Questions such as learning what is going well in that week, key challenges, any improvement ideas and top priorities for the coming week.

Employees would feel that the goals are much more achievable given the smaller sizes and feel good to fulfil them.

Happier people do a better job, according to a study conducted by the University of Oxford’s Saïd Business School.

Coupled with a quarterly performance snapshot to do a look back on the feedback and conversations that took place over the previous 3 months, both employees and employers can get clarity on performance relative to the quarterly goals, and discuss concerns for the coming quarter.

No more pen and paper 

Some may lament that doing weekly and quarterly equates to a lot more paperwork compared to the annual performance review.
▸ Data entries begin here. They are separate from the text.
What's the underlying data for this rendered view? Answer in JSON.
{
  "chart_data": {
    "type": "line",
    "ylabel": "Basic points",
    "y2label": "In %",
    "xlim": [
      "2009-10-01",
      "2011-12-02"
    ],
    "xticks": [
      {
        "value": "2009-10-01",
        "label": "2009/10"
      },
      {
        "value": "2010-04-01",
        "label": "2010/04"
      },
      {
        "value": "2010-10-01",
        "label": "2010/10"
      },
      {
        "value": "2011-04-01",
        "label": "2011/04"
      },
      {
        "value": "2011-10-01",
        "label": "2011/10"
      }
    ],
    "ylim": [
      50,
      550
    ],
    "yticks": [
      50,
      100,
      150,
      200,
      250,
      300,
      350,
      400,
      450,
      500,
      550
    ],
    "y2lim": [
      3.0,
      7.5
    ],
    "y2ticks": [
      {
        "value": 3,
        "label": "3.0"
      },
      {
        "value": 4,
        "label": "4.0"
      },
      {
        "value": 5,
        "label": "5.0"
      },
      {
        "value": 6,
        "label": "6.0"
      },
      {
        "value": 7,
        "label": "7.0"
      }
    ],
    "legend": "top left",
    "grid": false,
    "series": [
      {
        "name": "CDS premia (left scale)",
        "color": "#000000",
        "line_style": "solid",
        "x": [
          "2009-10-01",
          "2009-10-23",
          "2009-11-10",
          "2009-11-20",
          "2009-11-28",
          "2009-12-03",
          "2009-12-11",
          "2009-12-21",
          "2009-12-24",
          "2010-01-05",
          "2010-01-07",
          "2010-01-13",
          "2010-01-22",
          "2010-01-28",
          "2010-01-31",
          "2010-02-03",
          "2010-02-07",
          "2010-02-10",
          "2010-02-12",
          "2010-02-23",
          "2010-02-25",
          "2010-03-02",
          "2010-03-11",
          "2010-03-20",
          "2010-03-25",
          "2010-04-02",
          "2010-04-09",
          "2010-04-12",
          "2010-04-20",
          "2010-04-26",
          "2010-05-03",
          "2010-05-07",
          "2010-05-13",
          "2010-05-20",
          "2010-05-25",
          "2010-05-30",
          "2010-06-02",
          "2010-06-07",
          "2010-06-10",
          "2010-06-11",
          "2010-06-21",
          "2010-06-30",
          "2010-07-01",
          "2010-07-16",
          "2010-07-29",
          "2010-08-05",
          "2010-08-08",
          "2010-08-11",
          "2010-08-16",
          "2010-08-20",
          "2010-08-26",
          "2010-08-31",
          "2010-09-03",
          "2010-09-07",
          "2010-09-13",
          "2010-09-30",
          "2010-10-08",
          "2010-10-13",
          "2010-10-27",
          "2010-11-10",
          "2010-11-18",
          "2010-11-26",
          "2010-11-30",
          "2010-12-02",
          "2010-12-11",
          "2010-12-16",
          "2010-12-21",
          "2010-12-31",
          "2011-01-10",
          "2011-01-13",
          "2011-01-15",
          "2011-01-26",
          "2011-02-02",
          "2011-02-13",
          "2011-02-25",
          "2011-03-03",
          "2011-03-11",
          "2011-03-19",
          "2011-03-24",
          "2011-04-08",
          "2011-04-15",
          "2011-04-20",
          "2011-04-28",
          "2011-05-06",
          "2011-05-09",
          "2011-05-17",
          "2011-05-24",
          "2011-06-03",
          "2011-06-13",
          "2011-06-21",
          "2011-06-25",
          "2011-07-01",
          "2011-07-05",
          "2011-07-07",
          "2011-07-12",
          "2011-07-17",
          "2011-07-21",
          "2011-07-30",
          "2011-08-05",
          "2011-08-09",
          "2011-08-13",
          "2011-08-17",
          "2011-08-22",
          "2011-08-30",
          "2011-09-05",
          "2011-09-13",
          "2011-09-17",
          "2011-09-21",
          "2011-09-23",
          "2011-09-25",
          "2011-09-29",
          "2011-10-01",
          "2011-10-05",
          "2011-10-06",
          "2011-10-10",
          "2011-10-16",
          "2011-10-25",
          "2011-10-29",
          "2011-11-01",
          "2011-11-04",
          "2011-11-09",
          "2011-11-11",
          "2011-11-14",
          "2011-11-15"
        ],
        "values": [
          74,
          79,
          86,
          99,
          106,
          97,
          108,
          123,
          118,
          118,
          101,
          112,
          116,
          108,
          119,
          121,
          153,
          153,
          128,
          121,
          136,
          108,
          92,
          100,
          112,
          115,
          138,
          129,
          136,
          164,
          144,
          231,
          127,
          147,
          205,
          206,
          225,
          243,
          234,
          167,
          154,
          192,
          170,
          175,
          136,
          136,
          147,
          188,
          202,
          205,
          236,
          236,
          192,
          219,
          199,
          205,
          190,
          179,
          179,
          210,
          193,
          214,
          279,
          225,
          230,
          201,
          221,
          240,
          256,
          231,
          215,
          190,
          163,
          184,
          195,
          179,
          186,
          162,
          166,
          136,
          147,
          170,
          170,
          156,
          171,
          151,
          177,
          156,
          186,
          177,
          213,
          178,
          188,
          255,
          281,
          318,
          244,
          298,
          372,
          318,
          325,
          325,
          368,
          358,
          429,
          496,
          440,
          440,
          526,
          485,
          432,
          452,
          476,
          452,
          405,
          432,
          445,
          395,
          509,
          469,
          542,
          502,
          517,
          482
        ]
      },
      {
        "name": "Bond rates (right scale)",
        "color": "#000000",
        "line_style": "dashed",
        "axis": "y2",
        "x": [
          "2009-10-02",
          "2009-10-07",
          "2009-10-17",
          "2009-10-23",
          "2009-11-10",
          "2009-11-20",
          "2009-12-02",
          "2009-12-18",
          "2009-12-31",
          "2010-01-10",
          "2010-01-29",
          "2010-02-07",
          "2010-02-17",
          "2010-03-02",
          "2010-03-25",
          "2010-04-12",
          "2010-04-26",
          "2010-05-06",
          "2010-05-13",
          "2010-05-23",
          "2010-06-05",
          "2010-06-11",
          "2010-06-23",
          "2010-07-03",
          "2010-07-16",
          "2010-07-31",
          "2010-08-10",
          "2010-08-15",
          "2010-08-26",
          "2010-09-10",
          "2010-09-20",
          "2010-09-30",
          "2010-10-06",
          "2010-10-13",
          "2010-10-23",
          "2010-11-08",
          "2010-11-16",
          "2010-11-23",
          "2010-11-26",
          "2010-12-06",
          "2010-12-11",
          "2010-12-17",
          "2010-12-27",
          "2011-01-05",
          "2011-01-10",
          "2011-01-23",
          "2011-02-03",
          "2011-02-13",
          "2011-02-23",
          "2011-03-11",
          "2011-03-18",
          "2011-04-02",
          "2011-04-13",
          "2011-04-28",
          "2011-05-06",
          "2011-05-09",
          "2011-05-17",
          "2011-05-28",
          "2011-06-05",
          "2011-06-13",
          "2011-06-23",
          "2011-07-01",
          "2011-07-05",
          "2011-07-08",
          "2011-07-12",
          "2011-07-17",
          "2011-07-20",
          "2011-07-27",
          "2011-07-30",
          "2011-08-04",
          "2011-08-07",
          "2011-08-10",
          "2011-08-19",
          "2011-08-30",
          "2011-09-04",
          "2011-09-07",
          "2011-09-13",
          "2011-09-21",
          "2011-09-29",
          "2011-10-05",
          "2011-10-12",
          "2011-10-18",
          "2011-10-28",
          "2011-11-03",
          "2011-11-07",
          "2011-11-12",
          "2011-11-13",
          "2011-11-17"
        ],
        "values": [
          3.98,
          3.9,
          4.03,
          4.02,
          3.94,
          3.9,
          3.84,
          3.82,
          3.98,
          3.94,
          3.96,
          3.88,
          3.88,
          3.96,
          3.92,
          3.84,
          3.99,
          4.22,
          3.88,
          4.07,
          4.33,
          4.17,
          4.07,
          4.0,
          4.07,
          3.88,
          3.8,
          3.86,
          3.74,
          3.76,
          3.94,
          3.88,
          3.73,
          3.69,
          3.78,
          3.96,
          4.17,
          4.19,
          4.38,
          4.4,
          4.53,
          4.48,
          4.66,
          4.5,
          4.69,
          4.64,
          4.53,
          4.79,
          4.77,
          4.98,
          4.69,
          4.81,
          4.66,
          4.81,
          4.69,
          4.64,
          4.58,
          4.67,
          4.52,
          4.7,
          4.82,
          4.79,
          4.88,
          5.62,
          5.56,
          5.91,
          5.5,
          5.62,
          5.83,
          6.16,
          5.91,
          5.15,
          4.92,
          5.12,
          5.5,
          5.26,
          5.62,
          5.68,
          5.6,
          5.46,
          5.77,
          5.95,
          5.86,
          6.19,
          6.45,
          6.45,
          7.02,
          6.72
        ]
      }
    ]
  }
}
And it isn’t environmentally friendly either.

Technological innovation in the performance space has also grown in leaps and bounds to help companies better organise and manage their people’s performance. 

Performance apps such as Alt Performance would not just digitalise that process but enable regular check-ins, ability to provide real-time feedback with full analytical insights based on proven performance methodologies.

Maximizing the performance of the knowledge worker.

The key to this is still overcoming an archaic mindset that is bent on using industrial age principles to manage the knowledge office.

Management must realise that outcome is a much more valuable currency. A focus on that not just enables better company performance but may help you to achieve a high vanity rating on Glassdoor to help in future talent attraction. 

That is a win-win proposition that no company should ignore.